Perspektif  Barat pada etika bisnis umumnya seperti yang di ungkapkan oleh Drucker berikut ini: Banyak Khotbah yang diajarkan pada etika bisnis dan pebisnis. Kebanyakan tidak ada yang bisa dilakukan terkait bisnis serta sedikit saja terkait etika. Hal ini seperti mempekerjakan gadis panggilan untuk menghibur pelanggan, bukanlah masalah etika melainkan estetika.[49]Bisa disimpulkan bahwa dunia Barat memandang bisnis dan etika merupakan perilaku yang terpisah.

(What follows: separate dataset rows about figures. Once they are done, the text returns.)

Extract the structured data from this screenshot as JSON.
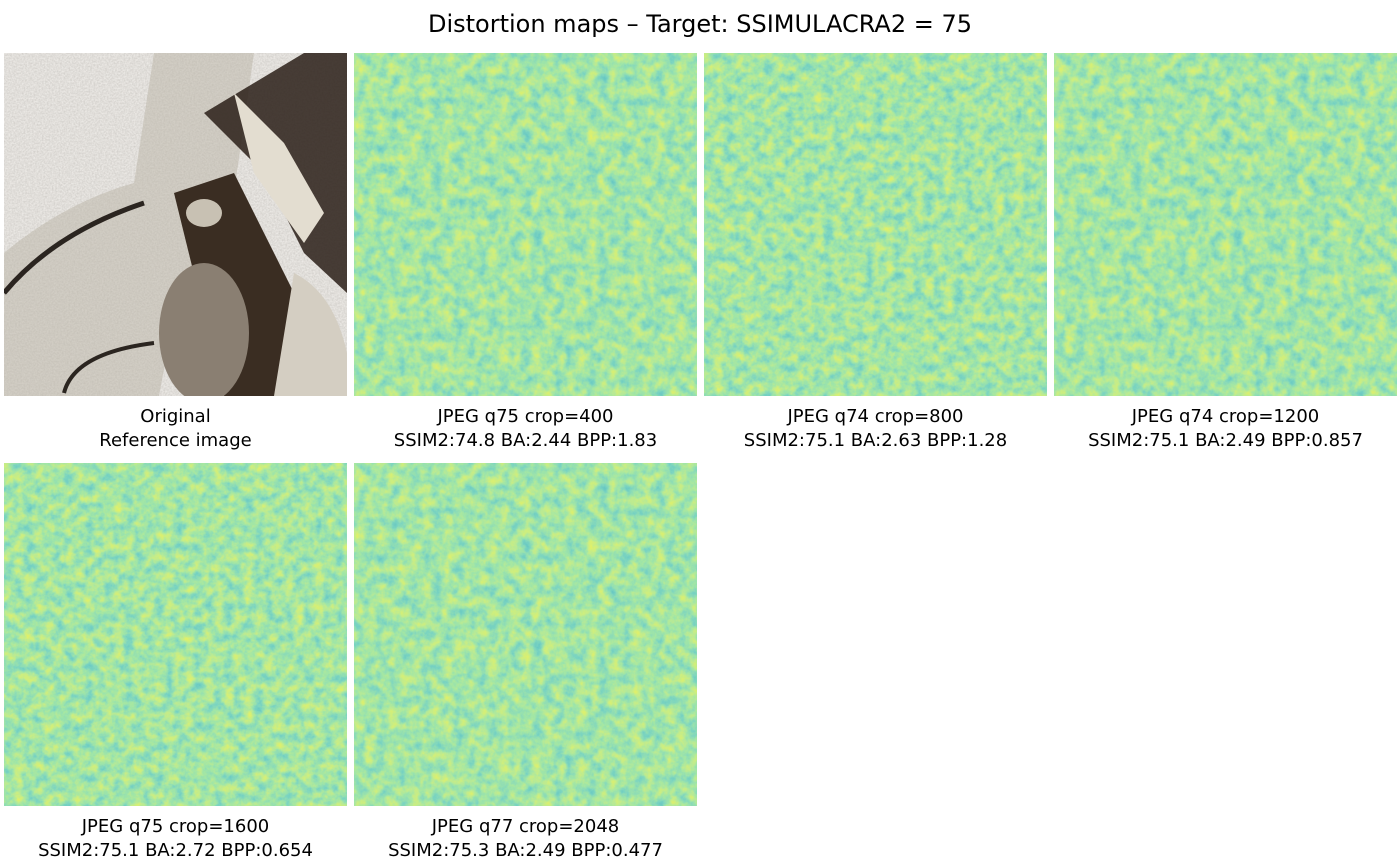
{
  "figure": {
    "title": "Distortion maps – Target: SSIMULACRA2 = 75",
    "colormap": "viridis",
    "colors": {
      "low": "#2a9d8a",
      "mid": "#5ec962",
      "high": "#d2e21b"
    },
    "panels": [
      {
        "kind": "original",
        "line1": "Original",
        "line2": "Reference image"
      },
      {
        "kind": "map",
        "line1": "JPEG q75 crop=400",
        "line2": "SSIM2:74.8 BA:2.44 BPP:1.83"
      },
      {
        "kind": "map",
        "line1": "JPEG q74 crop=800",
        "line2": "SSIM2:75.1 BA:2.63 BPP:1.28"
      },
      {
        "kind": "map",
        "line1": "JPEG q74 crop=1200",
        "line2": "SSIM2:75.1 BA:2.49 BPP:0.857"
      },
      {
        "kind": "map",
        "line1": "JPEG q75 crop=1600",
        "line2": "SSIM2:75.1 BA:2.72 BPP:0.654"
      },
      {
        "kind": "map",
        "line1": "JPEG q77 crop=2048",
        "line2": "SSIM2:75.3 BA:2.49 BPP:0.477"
      }
    ]
  }
}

E.  Isu-Isu Bisnis Kontemporer: Potret Buram Perilaku Bisnis Di Indonesia
Sungguh ironis sekali kedengarannya, Indonesia sebagai sebuah negara Muslim terbesar di dunia dengan sumber daya yang melimpah, tetapi justru mengapa masih banyak masyarakat yang belum terentas dari kemiskinan. Yang lebih memprihatinkan lagi bahwa dewasa ini Bangsa Indonesia kurang mendapat kepercayaan dari orang lain (Internasional) yang menyebabkan betapa sulitnya menarik investor asing menanamkan modalnya di negeri ini. Ini mengindikasikan ada sesuatu yang tidak beres dan salah urus. Selain faktor lain seperti masalah etika dan hukum yang seyogyanya dijunjung tinggi oleh seluruh lapisan masyarakat, terutama di kalangan pelaku ekonomi maupun pengambil kebijakan. Bukankah disadari bahwa menjunjung tinggi nilai moral dan hukum adalah merupakan bagian ajaran agama apapun secara universal.

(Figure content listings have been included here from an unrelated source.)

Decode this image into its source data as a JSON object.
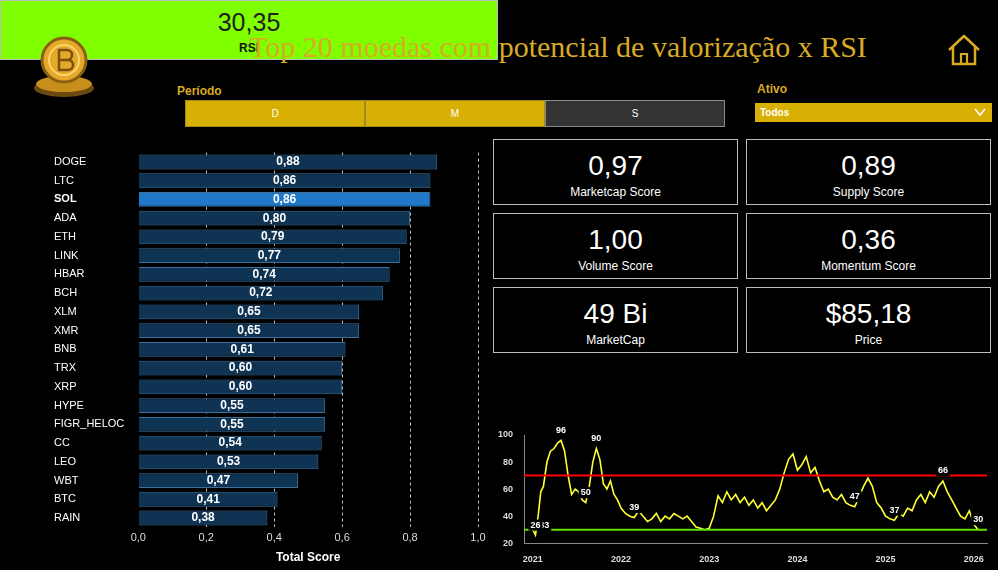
{
  "header": {
    "title": "Top 20 moedas com potencial de valorização x RSI"
  },
  "filters": {
    "period": {
      "label": "Período",
      "options": [
        {
          "label": "D",
          "selected": true
        },
        {
          "label": "M",
          "selected": true
        },
        {
          "label": "S",
          "selected": false
        }
      ]
    },
    "asset": {
      "label": "Ativo",
      "value": "Todos"
    }
  },
  "cards": [
    {
      "value": "0,97",
      "label": "Marketcap Score"
    },
    {
      "value": "0,89",
      "label": "Supply Score"
    },
    {
      "value": "1,00",
      "label": "Volume Score"
    },
    {
      "value": "0,36",
      "label": "Momentum Score"
    },
    {
      "value": "49 Bi",
      "label": "MarketCap"
    },
    {
      "value": "$85,18",
      "label": "Price"
    }
  ],
  "rsi_card": {
    "value": "30,35",
    "label": "RSI",
    "color": "#7fff00"
  },
  "chart_data": [
    {
      "type": "bar",
      "orientation": "horizontal",
      "categories": [
        "DOGE",
        "LTC",
        "SOL",
        "ADA",
        "ETH",
        "LINK",
        "HBAR",
        "BCH",
        "XLM",
        "XMR",
        "BNB",
        "TRX",
        "XRP",
        "HYPE",
        "FIGR_HELOC",
        "CC",
        "LEO",
        "WBT",
        "BTC",
        "RAIN"
      ],
      "values": [
        0.88,
        0.86,
        0.86,
        0.8,
        0.79,
        0.77,
        0.74,
        0.72,
        0.65,
        0.65,
        0.61,
        0.6,
        0.6,
        0.55,
        0.55,
        0.54,
        0.53,
        0.47,
        0.41,
        0.38
      ],
      "value_labels": [
        "0,88",
        "0,86",
        "0,86",
        "0,80",
        "0,79",
        "0,77",
        "0,74",
        "0,72",
        "0,65",
        "0,65",
        "0,61",
        "0,60",
        "0,60",
        "0,55",
        "0,55",
        "0,54",
        "0,53",
        "0,47",
        "0,41",
        "0,38"
      ],
      "colors": [
        "#0f3352",
        "#0f3352",
        "#1f78c8",
        "#0f3352",
        "#0f3352",
        "#0f3352",
        "#0f3352",
        "#0f3352",
        "#0f3352",
        "#0f3352",
        "#0f3352",
        "#0f3352",
        "#0f3352",
        "#0f3352",
        "#0f3352",
        "#0f3352",
        "#0f3352",
        "#0f3352",
        "#0f3352",
        "#0f3352"
      ],
      "xlim": [
        0,
        1
      ],
      "xticks": [
        {
          "value": 0,
          "label": "0,0"
        },
        {
          "value": 0.2,
          "label": "0,2"
        },
        {
          "value": 0.4,
          "label": "0,4"
        },
        {
          "value": 0.6,
          "label": "0,6"
        },
        {
          "value": 0.8,
          "label": "0,8"
        },
        {
          "value": 1,
          "label": "1,0"
        }
      ],
      "xlabel": "Total Score",
      "grid": true,
      "data_labels": true
    },
    {
      "type": "line",
      "x": [
        2020.97,
        2021.0,
        2021.03,
        2021.06,
        2021.09,
        2021.12,
        2021.16,
        2021.2,
        2021.24,
        2021.28,
        2021.32,
        2021.36,
        2021.4,
        2021.44,
        2021.48,
        2021.52,
        2021.56,
        2021.6,
        2021.64,
        2021.68,
        2021.72,
        2021.76,
        2021.8,
        2021.84,
        2021.88,
        2021.92,
        2021.96,
        2022.0,
        2022.05,
        2022.1,
        2022.15,
        2022.2,
        2022.25,
        2022.3,
        2022.35,
        2022.4,
        2022.45,
        2022.5,
        2022.55,
        2022.6,
        2022.65,
        2022.7,
        2022.75,
        2022.8,
        2022.85,
        2022.9,
        2022.95,
        2023.0,
        2023.05,
        2023.1,
        2023.15,
        2023.2,
        2023.25,
        2023.3,
        2023.35,
        2023.4,
        2023.45,
        2023.5,
        2023.55,
        2023.6,
        2023.65,
        2023.7,
        2023.75,
        2023.8,
        2023.85,
        2023.9,
        2023.95,
        2024.0,
        2024.05,
        2024.1,
        2024.15,
        2024.2,
        2024.25,
        2024.3,
        2024.35,
        2024.4,
        2024.45,
        2024.5,
        2024.55,
        2024.6,
        2024.65,
        2024.7,
        2024.75,
        2024.8,
        2024.85,
        2024.9,
        2024.95,
        2025.0,
        2025.05,
        2025.1,
        2025.15,
        2025.2,
        2025.25,
        2025.3,
        2025.35,
        2025.4,
        2025.45,
        2025.5,
        2025.55,
        2025.6,
        2025.65,
        2025.7,
        2025.75,
        2025.8,
        2025.85,
        2025.9,
        2025.95,
        2026.0,
        2026.05
      ],
      "values": [
        33,
        30,
        26,
        40,
        58,
        62,
        80,
        88,
        90,
        94,
        96,
        88,
        70,
        56,
        60,
        58,
        52,
        50,
        62,
        80,
        90,
        82,
        64,
        60,
        66,
        56,
        52,
        46,
        42,
        40,
        39,
        44,
        40,
        36,
        38,
        42,
        36,
        40,
        38,
        42,
        40,
        38,
        40,
        36,
        32,
        31,
        30,
        31,
        40,
        55,
        50,
        58,
        52,
        56,
        50,
        54,
        48,
        52,
        46,
        50,
        44,
        48,
        52,
        60,
        72,
        82,
        86,
        74,
        78,
        84,
        72,
        76,
        66,
        58,
        60,
        54,
        52,
        56,
        50,
        48,
        47,
        54,
        62,
        68,
        62,
        50,
        46,
        40,
        38,
        37,
        42,
        40,
        46,
        44,
        52,
        56,
        50,
        58,
        54,
        62,
        66,
        58,
        52,
        46,
        40,
        38,
        44,
        34,
        30
      ],
      "color": "#ffff33",
      "xlim": [
        2020.9,
        2026.15
      ],
      "xticks": [
        2021,
        2022,
        2023,
        2024,
        2025,
        2026
      ],
      "ylim": [
        20,
        100
      ],
      "yticks": [
        20,
        40,
        60,
        80,
        100
      ],
      "grid": false,
      "hlines": [
        {
          "value": 70,
          "color": "#ff0000"
        },
        {
          "value": 30,
          "color": "#66e000"
        }
      ],
      "annotations": [
        {
          "x": 2020.97,
          "y": 33
        },
        {
          "x": 2021.03,
          "y": 26
        },
        {
          "x": 2021.32,
          "y": 96
        },
        {
          "x": 2021.72,
          "y": 90
        },
        {
          "x": 2021.6,
          "y": 50
        },
        {
          "x": 2022.15,
          "y": 39
        },
        {
          "x": 2024.65,
          "y": 47
        },
        {
          "x": 2025.1,
          "y": 37
        },
        {
          "x": 2025.65,
          "y": 66
        },
        {
          "x": 2026.05,
          "y": 30
        }
      ]
    }
  ]
}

Itu berarti, selama ini muslim Indonesia belum sepenuh hati mengaplikasikan nilai-nilai islam sebagai keyakinannya. Secara jujur, nilai-nilai Rabbaniyah (Ilahiyah) belum terimplementasi dalam kehidupan bisnis yang berpotensi bisa merugikan perekonomian bangsa dalam skala makro. Bahkan jika sekiranya implementasi itu justru akan menguntungkan Bangsa Indonesia yang kurang lebih 90 % penduduknya sebagai muslim. Di sinilah relevansi membangun nilai-nilai Rabbaniyah dalam perekonomian Indonesia agar bangsa menjadi kuat dan bisa kompetitif dengan bangsa lain di dunia. Dalam realitas justru menunjukkan hal sebaliknya. Banyak ditemukan keganjalan perilaku bisnis yang secara signifikan bisa ikut mempengaruhi perkembangan ekonomi secara makro. Beragam perilaku itu tidak lagi sebagai variabel pendukung, tetapi sebaliknya akan menjadi faktor penghambat kemajuan ekonomi bangsa.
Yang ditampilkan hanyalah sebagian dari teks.